OUT-OF-PARLOUR FEEDERS FINE…
OUT-OF-PARLOUR FEEDERS FINE…
WHEN one Staffordshire producer weighed up various options for improving the feeding of his high yielding cows he found that changing to a total mixed ration was too expensive; out-of-parlour feeders were found to be the best bet.
Howard Edge reviewed his self-feed and easy-feed silage system because he wanted to maintain yields but stop milking three times a day. But without feeding concentrates more frequently he felt it would be difficult to maintain yields at 7400 litres a cow. Concentrates had been fed three times a day in the parlour and outside in a narrow trough with fodder beet once a day.
But the cost of changing his unit to accommodate complete diet feeding for the 200-cow herd at High Lanes, Brockton, Eccleshall, came to over £100,000.
This estimate took into account many of the factors that are often forgotten on dairy units when changing to complete diet feeding, explains the farms ADAS consultant Ewan McCombe.
The £100,000 figure included buying a mixer wagon, converting the silage barn to a feed yard with a trough because it was the only practical place to feed cows on the site, and the cost of building a new silage pit that would be needed.
Extra improvement
Mr McCombe claims that many producers predict extra improvement in margins and milk yield to justify these investment costs, but forget that extra quota is needed to cover the increased performance, and the changes can also increase labour, depreciation and machinery costs.
These capital expenses would reduce farm profit, and there are better investment options, such as buying quota, that can increase profit, he says.
Despite a switch to TMR feeding, Mr Edge would also have struggled to reduce his feed costs by using straights. Savings were already being made on concentrate costs thanks to membership of a buying group. And storing alternative feeds would require a vermin-proof building at additional cost.
"Reluctantly, we came to the conclusion that the costs of changing to a total mixed ration system were prohibitive," says Mr Edge.
Having decided that a mixer wagon was not an option, he considered out-of-parlour feeders.

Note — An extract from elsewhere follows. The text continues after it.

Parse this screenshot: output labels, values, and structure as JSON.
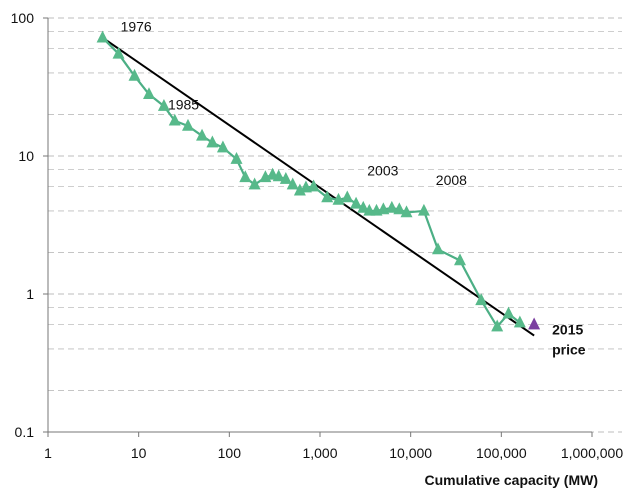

These could offer a better spread of concentrate feeding without changing the rest of the feeding system.
"You can achieve high yields with out-of-parlour feeders," says Mr McCombe. "In Holland producers are achieving 10,000 litres a cow with out-of-parlour feeders."
Mr Edge saw an advert for a nearly new six-unit out-of-parlour-feeding system that could also be linked to a parlour computerised recording system at a later date, and installed it in the cubicle shed in April. When fitted it cost less than a third of the £18,000 price for this system when new.
Out-of-parlour feeders
Concentrate for the out-of-parlour feeders is dispensed from the same bin as that for the parlour feeders. In the winter, cows will be flat rate parlour fed and topped up out of the parlour.
Herdsman, James Burr, is convinced that the new system will simplify management. With TMRs cows would ideally be kept in two groups because of the different feed requirements in the all-year-round calving herd.
"With a mixer wagon you must ensure the correct mix is fed and the danger is that concentrate levels are increased. While out-of-parlour feeders can also present difficulties, they provide another source of concentrate feeding and make it more difficult to overfeed concentrates," says Mr Burr. *
TMR SYSTEMS
• High capital costs.
• More labour needed.
• May not increase profits.
Herdsman James Burr is pleased with how cows have settled to out-of-parlour concentrate feeding.